Der Mann liegt auf der Seite und beginnt sich zu regen. Er versucht seinen Arm zu heben. Die Menschenmenge ruft ihm hektisch etwas zu. Er versucht nun auch seine Beine zu bewegen. Jeder Teil seines Körpers regt sich ein wenig. Er scheint also zum Glück nicht querschnittsgelähmt zu sein. Auch hat er, so weit ich es erkennen kann, keine Gliedmaßen verloren. Aber die Blutlache, die ihn umgibt, wird verhältnismäßig schnell größer. Warum dauert es denn so lange, bis jemand mit einer Trage kommt oder einer der Bahnbediensteten nun endlich in den Schacht steigt, um ihn unter dem Zug hervor zu holen? Erst nach fast zehn Minuten kommt ein Mann mit einer Trage. Nun klettern auch Fahrgäste in den Schacht und eilen zur Hilfe. Es ist kein ungefährliches Unterfangen wie sich schnell zeigt. Das Kondenswasser der Zugklimaanlagen hat eine Pfütze auf dem glatten Beton gebildet und ein herbeieilender Fahrgast rutscht in dem Schlamm sofort aus. Zum Glück fällt er nicht auf die harten Schienen.

Nach zwanzig Minuten wird der Mann endlich von mehreren Helfern und Bahnbediensteten mit der Trage auf den Bahnsteig gehievt.

Es dauert weitere zehn Minuten, und der Zug wird vorgefahren und steht nun auf der gesamten Länge des Bahnsteigs. Fast schon als ob nichts passiert wäre wird er abgefertigt und verlässt den Bahnhof Richtung Tokio. Jetzt beginnen Polizisten die Unfallstelle zu dokumentieren. Zeugenaussagen werden aufgenommen. Es war kein Unfall, es war ein Selbsttötungsversuch.
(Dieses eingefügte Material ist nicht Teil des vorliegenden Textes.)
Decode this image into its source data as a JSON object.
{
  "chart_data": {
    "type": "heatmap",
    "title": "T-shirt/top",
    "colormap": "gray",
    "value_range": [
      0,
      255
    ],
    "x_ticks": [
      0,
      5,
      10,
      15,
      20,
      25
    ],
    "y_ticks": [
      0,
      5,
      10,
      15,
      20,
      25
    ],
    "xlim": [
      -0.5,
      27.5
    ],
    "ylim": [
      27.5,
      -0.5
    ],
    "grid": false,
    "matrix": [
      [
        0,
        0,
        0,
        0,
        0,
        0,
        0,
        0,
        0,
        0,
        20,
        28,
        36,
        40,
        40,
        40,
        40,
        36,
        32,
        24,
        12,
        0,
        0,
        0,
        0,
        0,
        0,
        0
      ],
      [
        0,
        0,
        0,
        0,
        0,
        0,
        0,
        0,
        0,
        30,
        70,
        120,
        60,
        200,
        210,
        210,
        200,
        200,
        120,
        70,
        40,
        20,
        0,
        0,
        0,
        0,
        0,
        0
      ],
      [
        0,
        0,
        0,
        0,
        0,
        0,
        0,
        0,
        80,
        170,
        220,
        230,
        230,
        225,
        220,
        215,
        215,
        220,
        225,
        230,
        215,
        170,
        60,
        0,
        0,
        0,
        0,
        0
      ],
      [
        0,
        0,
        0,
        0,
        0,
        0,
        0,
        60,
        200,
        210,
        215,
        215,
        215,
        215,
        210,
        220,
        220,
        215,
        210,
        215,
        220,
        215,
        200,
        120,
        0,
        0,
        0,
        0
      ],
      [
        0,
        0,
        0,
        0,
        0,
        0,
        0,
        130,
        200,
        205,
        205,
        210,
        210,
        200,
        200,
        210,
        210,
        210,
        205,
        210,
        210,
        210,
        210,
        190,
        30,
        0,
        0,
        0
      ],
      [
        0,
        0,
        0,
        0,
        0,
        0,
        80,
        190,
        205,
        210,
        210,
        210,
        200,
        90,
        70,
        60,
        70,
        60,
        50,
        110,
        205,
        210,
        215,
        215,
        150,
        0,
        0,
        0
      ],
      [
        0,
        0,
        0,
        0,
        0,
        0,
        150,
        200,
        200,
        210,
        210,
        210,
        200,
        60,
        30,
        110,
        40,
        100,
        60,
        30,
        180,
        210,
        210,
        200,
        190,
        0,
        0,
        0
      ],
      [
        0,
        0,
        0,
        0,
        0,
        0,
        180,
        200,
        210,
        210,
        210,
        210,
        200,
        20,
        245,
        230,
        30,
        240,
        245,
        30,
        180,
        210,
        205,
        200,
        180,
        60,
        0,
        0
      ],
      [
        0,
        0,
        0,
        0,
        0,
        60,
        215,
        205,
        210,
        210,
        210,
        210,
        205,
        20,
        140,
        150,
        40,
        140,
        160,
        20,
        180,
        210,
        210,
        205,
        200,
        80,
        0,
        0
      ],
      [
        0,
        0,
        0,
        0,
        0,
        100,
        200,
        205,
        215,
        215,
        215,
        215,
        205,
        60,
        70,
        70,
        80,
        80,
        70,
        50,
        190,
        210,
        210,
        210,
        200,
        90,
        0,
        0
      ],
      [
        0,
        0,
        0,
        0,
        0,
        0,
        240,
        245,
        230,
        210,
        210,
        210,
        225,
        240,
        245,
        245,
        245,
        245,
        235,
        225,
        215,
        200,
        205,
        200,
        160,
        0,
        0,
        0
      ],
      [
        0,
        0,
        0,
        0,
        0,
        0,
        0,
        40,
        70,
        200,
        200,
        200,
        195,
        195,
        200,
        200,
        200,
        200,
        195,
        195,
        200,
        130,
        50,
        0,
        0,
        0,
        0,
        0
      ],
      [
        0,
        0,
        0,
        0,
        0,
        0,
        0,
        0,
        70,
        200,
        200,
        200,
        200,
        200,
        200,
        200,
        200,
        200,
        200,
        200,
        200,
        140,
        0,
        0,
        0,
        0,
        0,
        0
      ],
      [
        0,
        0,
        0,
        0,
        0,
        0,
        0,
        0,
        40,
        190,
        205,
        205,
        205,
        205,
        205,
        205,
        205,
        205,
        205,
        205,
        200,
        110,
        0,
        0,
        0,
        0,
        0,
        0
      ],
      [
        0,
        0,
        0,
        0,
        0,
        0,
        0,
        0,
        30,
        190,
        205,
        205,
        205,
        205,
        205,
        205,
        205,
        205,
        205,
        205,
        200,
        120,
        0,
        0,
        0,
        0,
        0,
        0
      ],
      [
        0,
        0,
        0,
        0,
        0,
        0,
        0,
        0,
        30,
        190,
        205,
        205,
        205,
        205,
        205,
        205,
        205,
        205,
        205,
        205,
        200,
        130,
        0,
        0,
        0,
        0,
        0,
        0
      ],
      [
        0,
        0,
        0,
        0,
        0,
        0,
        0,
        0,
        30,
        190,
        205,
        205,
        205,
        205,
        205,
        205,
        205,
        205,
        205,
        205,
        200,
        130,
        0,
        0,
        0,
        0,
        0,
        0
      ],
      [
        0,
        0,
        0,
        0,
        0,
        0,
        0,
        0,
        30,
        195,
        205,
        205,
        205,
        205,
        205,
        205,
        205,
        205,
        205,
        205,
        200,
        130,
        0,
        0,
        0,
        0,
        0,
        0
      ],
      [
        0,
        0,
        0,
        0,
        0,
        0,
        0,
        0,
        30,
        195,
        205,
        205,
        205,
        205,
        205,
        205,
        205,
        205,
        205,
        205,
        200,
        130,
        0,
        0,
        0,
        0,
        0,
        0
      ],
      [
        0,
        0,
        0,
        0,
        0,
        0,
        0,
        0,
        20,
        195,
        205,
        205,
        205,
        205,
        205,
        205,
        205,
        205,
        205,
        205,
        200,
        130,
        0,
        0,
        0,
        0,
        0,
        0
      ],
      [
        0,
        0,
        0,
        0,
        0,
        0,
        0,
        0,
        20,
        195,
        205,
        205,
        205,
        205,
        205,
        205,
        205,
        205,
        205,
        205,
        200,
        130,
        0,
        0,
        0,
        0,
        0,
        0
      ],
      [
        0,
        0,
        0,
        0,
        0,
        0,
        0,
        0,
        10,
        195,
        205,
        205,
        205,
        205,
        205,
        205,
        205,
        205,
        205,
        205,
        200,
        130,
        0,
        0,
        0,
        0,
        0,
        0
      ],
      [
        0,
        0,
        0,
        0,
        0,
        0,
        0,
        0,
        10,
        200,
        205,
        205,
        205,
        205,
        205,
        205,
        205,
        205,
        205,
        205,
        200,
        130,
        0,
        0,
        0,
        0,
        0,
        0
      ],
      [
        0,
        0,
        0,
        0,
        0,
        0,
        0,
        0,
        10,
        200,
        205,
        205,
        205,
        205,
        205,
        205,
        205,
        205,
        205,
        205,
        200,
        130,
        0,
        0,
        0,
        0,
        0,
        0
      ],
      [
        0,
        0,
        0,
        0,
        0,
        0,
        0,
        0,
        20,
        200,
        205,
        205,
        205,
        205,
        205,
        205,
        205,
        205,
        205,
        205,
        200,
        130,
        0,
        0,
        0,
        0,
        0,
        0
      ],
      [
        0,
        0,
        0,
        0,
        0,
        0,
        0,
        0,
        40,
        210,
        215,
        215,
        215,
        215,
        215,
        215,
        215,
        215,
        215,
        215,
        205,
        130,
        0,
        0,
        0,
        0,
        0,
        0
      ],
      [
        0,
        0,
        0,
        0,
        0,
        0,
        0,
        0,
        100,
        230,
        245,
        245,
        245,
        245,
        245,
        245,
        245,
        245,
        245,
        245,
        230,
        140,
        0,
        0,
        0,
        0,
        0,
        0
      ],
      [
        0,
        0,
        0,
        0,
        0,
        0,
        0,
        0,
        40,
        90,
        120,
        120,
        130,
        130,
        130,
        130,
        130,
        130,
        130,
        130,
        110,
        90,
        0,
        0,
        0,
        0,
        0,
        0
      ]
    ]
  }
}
Alles wird genau protokolliert

Alles wird genau protokolliert

Leider gehören auch solche Momente zu Tokios Alltag. Es klingt makaber aber selbst für den Suizid scheint es hier eine Art Kodex zu geben. Und so ironisch es klingen mag, die meisten Japaner halten sich sogar daran. Man bringt sich nicht zur Rush hour um, denn man will schließlich nicht zu viele Menschen auf ihrem Weg zur Arbeit oder nach Hause stören. Ich habe mehrere Japaner gefragt, ob das ein schlechter Witz sein soll, oder ob das wirklich stimmt. Tatsächlich befolgen viele, die sich das Leben nehmen, diese „Regel“ hier. Ich weiß nicht, was ich davon halten soll. Und erst recht nicht, was ich heute fühlen soll. Fassungslosigkeit? Mich freuen, dass der Mann überlebt hat? Mich über diesen Widerspruch wundern, dass sich viele Japaner selbst beim Suizid an eine Regel halten… Es ist einfach eine unfassbare Erfahrung und ich werde wohl etwas Zeit brauchen, um sie zu verstehen.